Soral et Kropotkine
La confusion règne à tous les étages. La preuve, une réédition de L’entraide de Pierre Kropotkine par le militant d’extrême droite, Soral, en 2019. Pour qui connaît les écrits de Kropotkine, ces derniers ne peuvent être récupérés par l’extrême droite surtout quand un Soral affirme que Kropotkine est entre Bakounine et Lénine. Ce qui est une imbécilité car les anarchistes de toutes tendances se sont toujours opposé à la dictature du prolétariat par exemple. Mais revenons à l’entraide de Kropotkine, livre qui a été complété par un dernier ouvrage, l’éthique. Parler de l’entraide sans parler de l’éthique, c’est passer à côté de l’essentiel car pour Kropotkine, théoricien du communisme anarchiste, c’est le désir de la grande fraternité des hommes qui parcourt son oeuvre, tout le contraire des militants d’extrême droite qui véhiculent la haine, clivent la société et prônent finalement un élitisme qu’ils sont pourtant rapides à pourfendre en théorie mais pas dans leur pratique.
Kropotkine avec l’entraide et l’éthique se trouve à l’avant-garde de l’écologie et de l’instinct de sociabilité. Il répudie aussi bien les principes religieux que les entités métaphysiques. Il dénie à la morale toute origine supra-humaine ; les chrétiens, les musulmans et autres sectes religieuses ne peuvent rivaliser avec la science qui a appris à l’homme à ne se considérer que comme une parcelle infiniment petite de l’univers. Il n’est nullement l’objet d’une sollicitude particulière du « Créateur ». Foutaises que tout cela.

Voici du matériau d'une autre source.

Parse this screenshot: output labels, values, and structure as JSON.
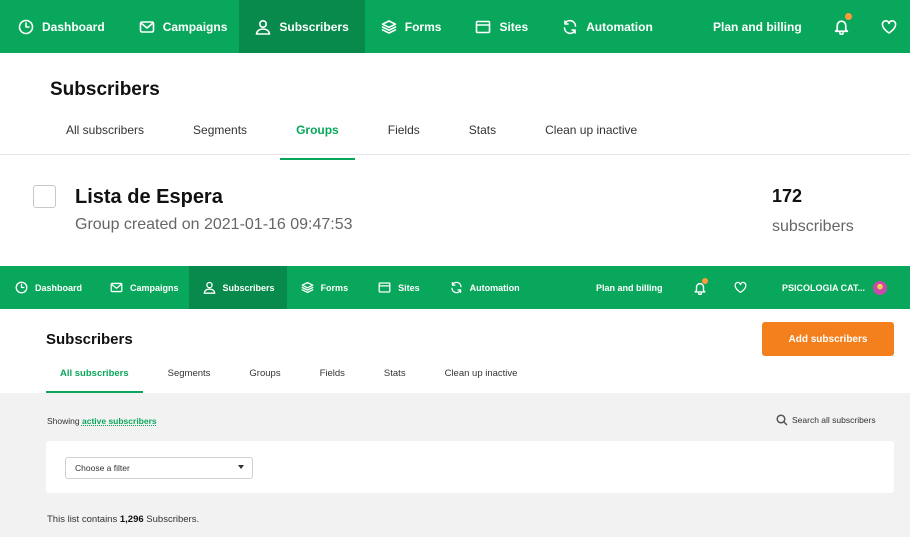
{
  "nav": {
    "items": [
      {
        "label": "Dashboard",
        "icon": "clock-icon"
      },
      {
        "label": "Campaigns",
        "icon": "envelope-icon"
      },
      {
        "label": "Subscribers",
        "icon": "user-icon",
        "active": true
      },
      {
        "label": "Forms",
        "icon": "layers-icon"
      },
      {
        "label": "Sites",
        "icon": "browser-icon"
      },
      {
        "label": "Automation",
        "icon": "refresh-icon"
      }
    ],
    "plan_billing": "Plan and billing",
    "account_name": "PSICOLOGIA CAT...",
    "accent": "#09a75b",
    "active_bg": "#088a4c",
    "notification_dot": "#ff9a3d"
  },
  "top": {
    "title": "Subscribers",
    "tabs": [
      "All subscribers",
      "Segments",
      "Groups",
      "Fields",
      "Stats",
      "Clean up inactive"
    ],
    "active_tab": "Groups",
    "group": {
      "name": "Lista de Espera",
      "created": "Group created on 2021-01-16 09:47:53",
      "count": "172",
      "count_label": "subscribers"
    }
  },
  "bottom": {
    "title": "Subscribers",
    "add_button": "Add subscribers",
    "tabs": [
      "All subscribers",
      "Segments",
      "Groups",
      "Fields",
      "Stats",
      "Clean up inactive"
    ],
    "active_tab": "All subscribers",
    "showing_prefix": "Showing",
    "showing_link": "active subscribers",
    "search_link": "Search all subscribers",
    "filter_placeholder": "Choose a filter",
    "list_prefix": "This list contains",
    "list_count": "1,296",
    "list_suffix": "Subscribers.",
    "button_color": "#f3801c"
  }
}
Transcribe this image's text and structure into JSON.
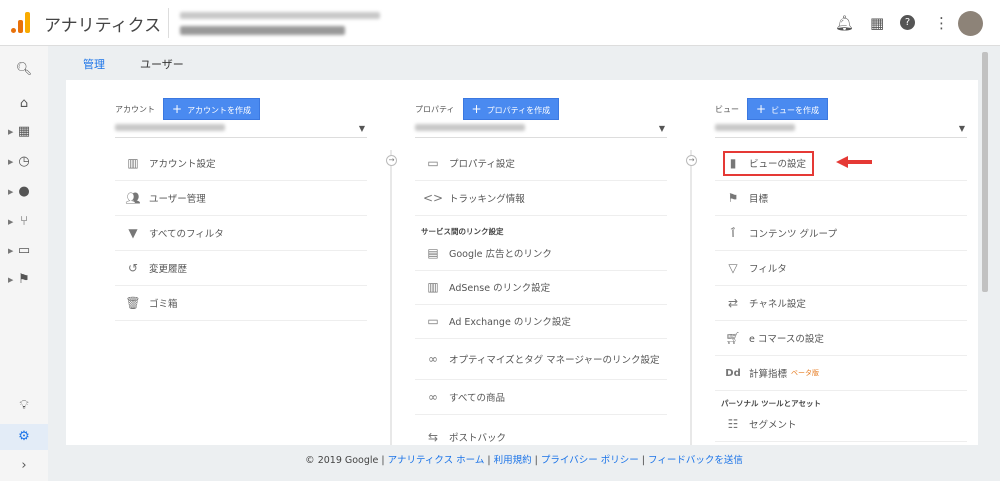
{
  "header": {
    "title": "アナリティクス"
  },
  "tabs": [
    {
      "label": "管理"
    },
    {
      "label": "ユーザー"
    }
  ],
  "account": {
    "label": "アカウント",
    "create": "アカウントを作成",
    "items": [
      "アカウント設定",
      "ユーザー管理",
      "すべてのフィルタ",
      "変更履歴",
      "ゴミ箱"
    ]
  },
  "property": {
    "label": "プロパティ",
    "create": "プロパティを作成",
    "items": [
      "プロパティ設定",
      "トラッキング情報"
    ],
    "section": "サービス間のリンク設定",
    "links": [
      "Google 広告とのリンク",
      "AdSense のリンク設定",
      "Ad Exchange のリンク設定",
      "オプティマイズとタグ マネージャーのリンク設定",
      "すべての商品",
      "ポストバック"
    ]
  },
  "view": {
    "label": "ビュー",
    "create": "ビューを作成",
    "items": [
      "ビューの設定",
      "目標",
      "コンテンツ グループ",
      "フィルタ",
      "チャネル設定",
      "e コマースの設定",
      "計算指標"
    ],
    "beta": "ベータ版",
    "section": "パーソナル ツールとアセット",
    "personal": [
      "セグメント"
    ]
  },
  "footer": {
    "copyright": "© 2019 Google",
    "links": [
      "アナリティクス ホーム",
      "利用規約",
      "プライバシー ポリシー",
      "フィードバックを送信"
    ],
    "sep": "|"
  },
  "colors": {
    "accent": "#1a73e8",
    "button": "#4a8af0",
    "highlight": "#e53935",
    "tab_underline": "#f57c00"
  }
}
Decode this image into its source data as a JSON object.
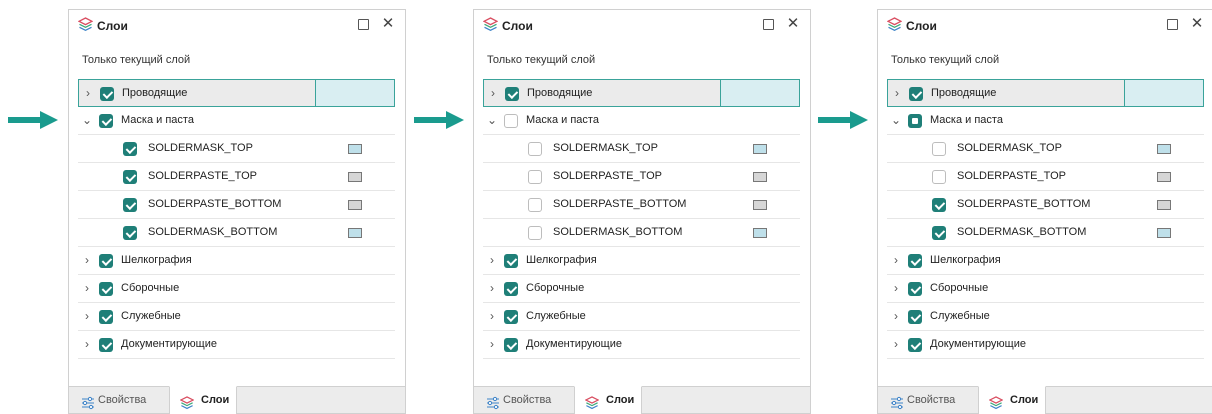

Pour Kropotkine, le plus grand bonheur du plus grand nombre d’hommes a cessé d’être un rêve, une utopie ; il peut être atteint : « On a reconnu, en même temps, que le bien-être et le bonheur d’un peuple entier, et même d’une classe, ne peuvent être fondés, même temporairement, sur l’oppression d’autres classes, d’autres nations, ou d’autres races. »
Aucun militant d’extrême droite ne peut admettre et se référer à ce que dit Kropotkine ci-dessus. Ce dernier se situe dans l’optique d’Elisée Reclus sur le plan de l’éthique et de Proudhon au niveau de la Justice et des notions d’équilibre. On doute fort que la fachosphère ait compris que, sans le grand tout, notre « Moi » n’est rien et que le « Moi » ne peut pas se définir en l’absence d’un « Toi ». Et il faut à l’homme utiliser l’énergie de la nature.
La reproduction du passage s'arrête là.